Fui movida da tenda das curandeiras de um lado, para a tenda dos oficiais do outro lado. Uma tenda ao lado da tenda dela. Duas faixas de lona de material bastante questionável, era tudo que nos separavam.

Ela me olhava de longe afiando avidamente uma faca. Os olhos duros e estáticos. Me acompanhando para todo lugar. A pedra raspando o metal com mais força do que o necessário. Eu sabia que ela estava tramando formas macabras de me assassinar.
Eu ficava imaginando se no meio da noite, ela resolveria me fazer uma visitinha. Uma corda no pescoço. Me envenenar. Talvez, me asfixiar durante o sono com o travesseiro. Montar em cima do meu corpo, e me golpear repetidamente com aquela faca enquanto gargalha ensandecidamente. Sinto calafrios pelo corpo. E mesmo sem tanta coragem, ergo a cabeça ao caminhar.
Os mortais, também não gostaram nada.

Por mais que fossemos obrigados a trabalhar em “equipe” com os porcos feéricos. Havia uma fenda, muito larga e profunda que separavam essas relações. Ela chamava-se: escravidão e tratado.
E por mais que eles. Os próprios humanos, não dirigissem mais do que uma frase ou duas a mim, a mestiça, para a preservação das suas alto imagens. No momento em que souberam que eu havia sido transferida para a tenda dos oficiais. Seus olhares, tornaram-se duros, como se eu tivesse cometido a mais grave das traições.
Quando passei com os meus poucos pertences, ouvi-los dizer: O que podíamos esperar dela, é uma Celenial, o povo ganancioso. A notícia já havia se espalhado, e eu temia há velocidade que ela se espalharia para o resto da Corte de Fogo.
Ou para o outro lado do mundo.

Isso me tiraria do anonimato, e olhos demais estariam em cima de mim. Eu precisava continuar no anonimato. Pelo bem da minha missão.
Ou... não.
Talvez ganhar influência facilitasse o meu acesso a informações. O meu acesso ao subsolo e as passagens secretas do castelo. Estremeci ao pensar no castelo. E as poucas semanas que faltavam para voltar para lá. Eu queria achar as páginas faltantes do diário sim.
Quero muito, mas... eu não podia negar.
Isso era apavorante.

Existe muito medo, dentro de um ato de coragem, e muitos e se...? Em um ato de revolução. Todos falam da vitória, é do que mudou. Mas ninguém fala do medo constante de ser apanhado quando você está roubando informações.
Ninguém fala do pavor que eu sentia de ser possivelmente flagrada roubando papéis e mapas. Driblando ouvidos e narizes aguçados a todo momento. Ninguém fala da sensação gelada que escorre pelo meu corpo toda vez que alguém chama o meu nome, e eu penso, em uma torrente de pensamentos obsessivos, que finalmente fui apanhada.
Ninguém fala sobre as noites mal dormidas.
E a insônia perversa, e o medo do amanhã.

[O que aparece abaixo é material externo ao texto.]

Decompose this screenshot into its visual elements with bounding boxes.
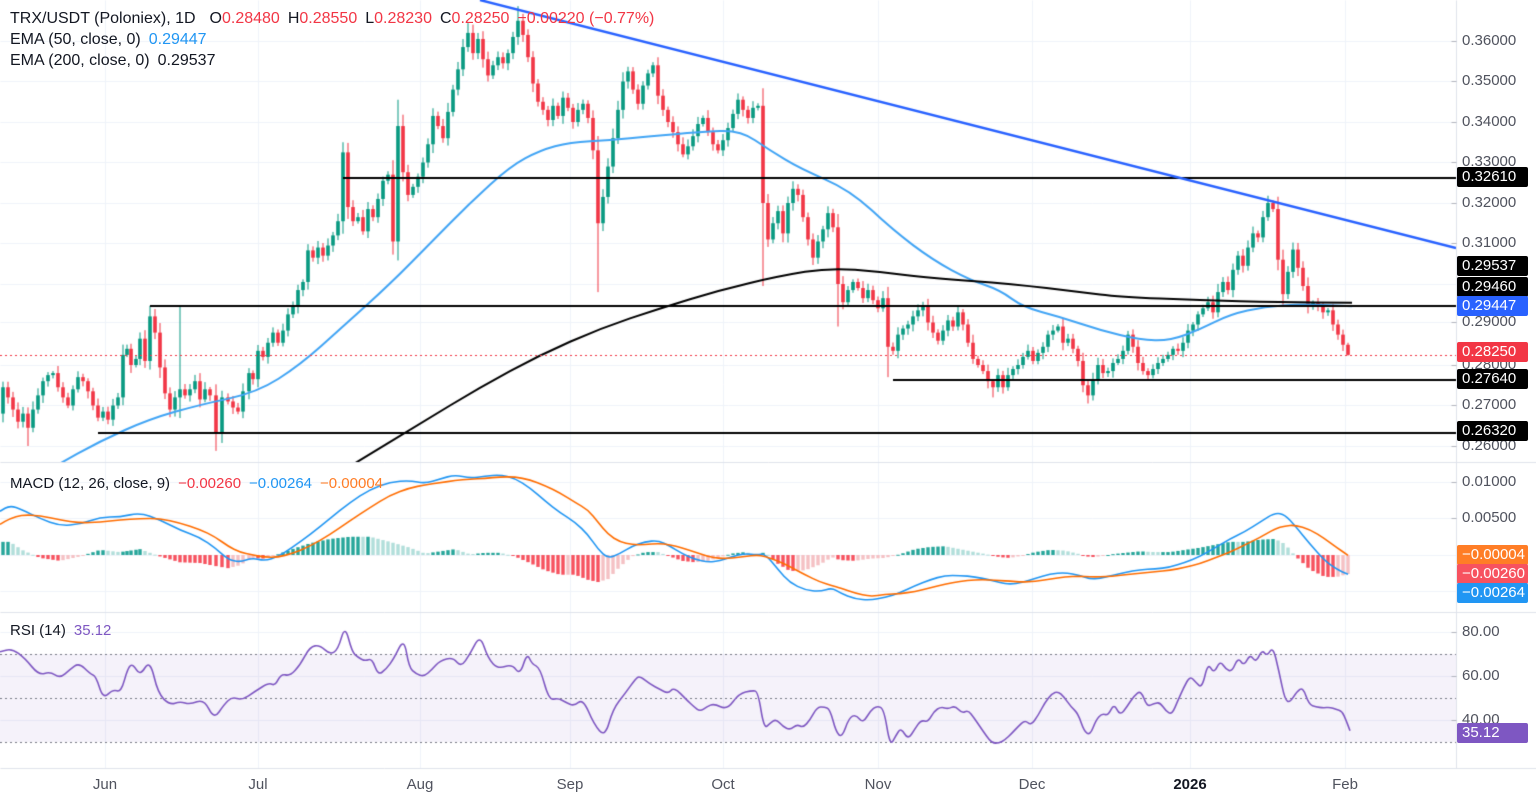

E da sensação podre que afoga seus pensamentos, quando você vê seus amigos sorrindo verdadeiramente para você, e você sabe que está os enganando. A sensação perversa de que você é uma fraude.
A sensação confusa nos seus sentimentos, sobre se o que você também sente por eles, é verdadeiro ou é falso. Ou qual nome cada emoção tem. Eu sentia muitas coisas por todos eles. Por Adam, por Bran, por Selene, até por Juno e por... Kay.
Mas eu lutava com a vontade de sentir dentro de mim. E lutava contra o medo de me apegar. Toda vez que o meu peito dava piruetas de felicidade perto deles, e que eu me permitia sentir um pingo de coisas boas. A voz na minha cabeça me atingia como uma facada.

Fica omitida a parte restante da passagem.